We had argued about something - I don't even remember what now - and my teenage daughter ran into her room, slamming and locking the door.
I slumped into my chair. It seemed that this was the norm for our relationship lately. As a single parent - my husband and I were temporarily separated - I struggled to provide the right amount of love and structure. I felt as if I was failing at both.
On the verge of tears, I reached out to God in a prayer for help. At that moment, my daughter's stereo blasted on, filling our small apartment with loud music.
We lived in a quiet complex in a quiet neighborhood. I was concerned about the other residents and asked my daughter to turn down the volume. Her only response was to make the music even louder. I considered turning off the power to her room, but realized the breaker box was in her closet. It was small comfort that we were at the end of the building and that the units beside and beneath us were empty.
In frustration, I shouted, "God, are You there? Can You hear me? What am I supposed to do?" Thinking about my plea, I laughed, realizing that the music was not too loud to prevent God from knowing that I needed His reassuring care. I went outside, first of all to see how far the noise carried beyond our apartment, and second to find a quieter place to pray.
Most of my neighbors' windows were closed, as were my daughter's. So the sound didn't travel far. I settled in a quiet alcove. Feeling a little less rattled, I again prayed. "Father, this situation is out of my control. I know that Your love for both me and my daughter is big enough to resolve this. You have a perfect answer that will bless us both."
As I sat pondering my prayer, the word "consequences" boomed in my consciousness. With it came the realization that I had tried to protect my daughter from any upset during this transition time in my marriage. I had turned the other way when she misbehaved, attributing it to acting out unhappiness. Not wanting to impose yet another burden on her, I had let her get away with rudeness and deceit. In my effort to be a good - and likable - human parent, I had neglected relying on God as an ever-present divine Parent.

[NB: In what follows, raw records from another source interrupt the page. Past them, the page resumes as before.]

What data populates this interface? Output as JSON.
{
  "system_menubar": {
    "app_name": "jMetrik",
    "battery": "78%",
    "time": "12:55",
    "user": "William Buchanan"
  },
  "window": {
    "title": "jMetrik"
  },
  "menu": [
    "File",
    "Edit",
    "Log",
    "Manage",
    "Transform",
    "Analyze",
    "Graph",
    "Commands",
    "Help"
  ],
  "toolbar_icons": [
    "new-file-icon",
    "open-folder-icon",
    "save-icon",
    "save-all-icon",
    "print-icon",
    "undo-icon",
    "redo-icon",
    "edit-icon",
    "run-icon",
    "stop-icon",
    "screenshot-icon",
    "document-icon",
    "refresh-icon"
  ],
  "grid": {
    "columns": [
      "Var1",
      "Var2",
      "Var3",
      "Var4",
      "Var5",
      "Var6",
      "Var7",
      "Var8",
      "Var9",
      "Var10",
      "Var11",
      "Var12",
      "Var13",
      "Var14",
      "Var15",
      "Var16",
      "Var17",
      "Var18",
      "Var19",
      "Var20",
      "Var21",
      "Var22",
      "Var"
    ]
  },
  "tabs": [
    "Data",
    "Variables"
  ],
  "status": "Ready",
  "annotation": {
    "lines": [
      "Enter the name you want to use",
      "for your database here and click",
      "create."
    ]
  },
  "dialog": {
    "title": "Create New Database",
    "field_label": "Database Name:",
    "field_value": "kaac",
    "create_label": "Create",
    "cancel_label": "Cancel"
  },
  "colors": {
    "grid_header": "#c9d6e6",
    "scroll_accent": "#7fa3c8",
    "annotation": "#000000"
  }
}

My next prayer was, "Now what?" I knew that God would provide me with the correct steps to take that would bless both my daughter and me. With a sense of peace, I returned to my apartment to find it quiet and my daughter's lights off. I went to bed, confident of God's care for both of us.
Having only a few months before my daughter moved out to accept a job opportunity in preparation for college, I wanted to understand that harmony was a valid part of our relationship right now, right here. I remembered a favorite quote: There is "...no lapse from nor return to harmony...."

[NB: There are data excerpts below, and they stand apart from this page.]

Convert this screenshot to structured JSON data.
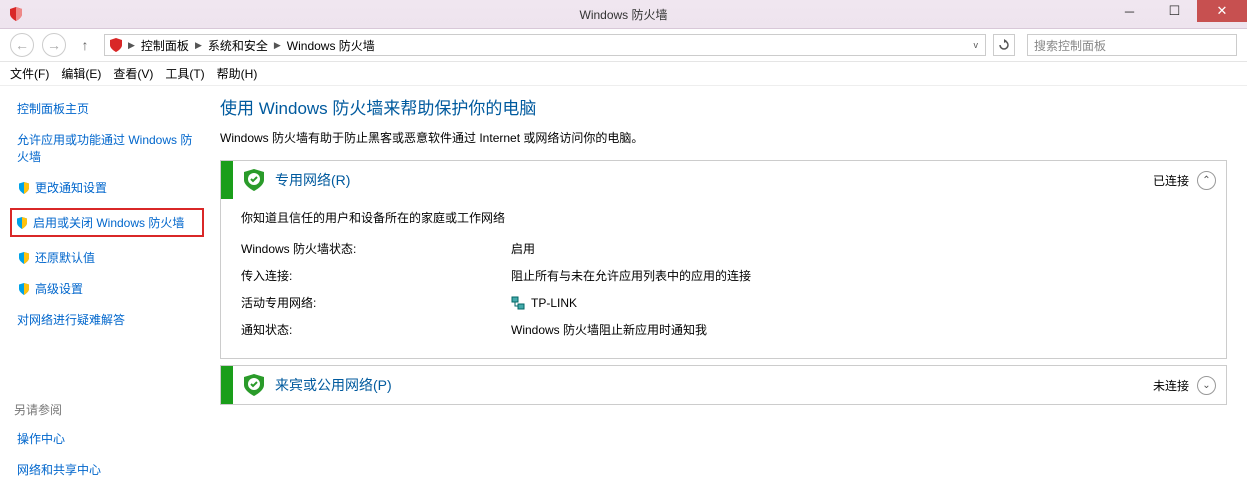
{
  "window": {
    "title": "Windows 防火墙"
  },
  "breadcrumb": {
    "items": [
      "控制面板",
      "系统和安全",
      "Windows 防火墙"
    ]
  },
  "search": {
    "placeholder": "搜索控制面板"
  },
  "menu": {
    "file": "文件(F)",
    "edit": "编辑(E)",
    "view": "查看(V)",
    "tools": "工具(T)",
    "help": "帮助(H)"
  },
  "sidebar": {
    "home": "控制面板主页",
    "allow_app": "允许应用或功能通过 Windows 防火墙",
    "notify": "更改通知设置",
    "toggle": "启用或关闭 Windows 防火墙",
    "restore": "还原默认值",
    "advanced": "高级设置",
    "troubleshoot": "对网络进行疑难解答",
    "see_also": "另请参阅",
    "action_center": "操作中心",
    "net_share": "网络和共享中心"
  },
  "main": {
    "heading": "使用 Windows 防火墙来帮助保护你的电脑",
    "desc": "Windows 防火墙有助于防止黑客或恶意软件通过 Internet 或网络访问你的电脑。",
    "private": {
      "title": "专用网络(R)",
      "status": "已连接",
      "sub": "你知道且信任的用户和设备所在的家庭或工作网络",
      "rows": {
        "state_k": "Windows 防火墙状态:",
        "state_v": "启用",
        "incoming_k": "传入连接:",
        "incoming_v": "阻止所有与未在允许应用列表中的应用的连接",
        "active_k": "活动专用网络:",
        "active_v": "TP-LINK",
        "notify_k": "通知状态:",
        "notify_v": "Windows 防火墙阻止新应用时通知我"
      }
    },
    "public": {
      "title": "来宾或公用网络(P)",
      "status": "未连接"
    }
  }
}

This passage is from a larger statement found in "Science and Health with Key to the Scriptures," a book I love, written by Mary Baker Eddy, which declares, "The relations of God and man, divine Principle and idea, are indestructible in Science; and Science knows no lapse from nor return to harmony, but holds the divine order or spiritual law, in which God and all that He creates are perfect and eternal, to have remained unchanged in its eternal history" (pages 470-471). This concept was comforting.
I knew that this divine order had to be a part of the lives of both of us and was recognizable and demonstrable. Over the next few weeks, I was able to put in place clearer guidelines and firmer boundaries regarding her behavior. My continued prayers to acknowledge God's loving parenting of both of us helped establish and maintain a sense of peace. We became friendlier and more courteous to each other.
It's been nearly five years since that occurred. My daughter is just about finished with college, and has lived successfully on her own most of that time. We've both learned more about trusting God and are grateful for the recognition of divine order that supersedes human will and satisfies human need. This larger view of parenting has blessed us both.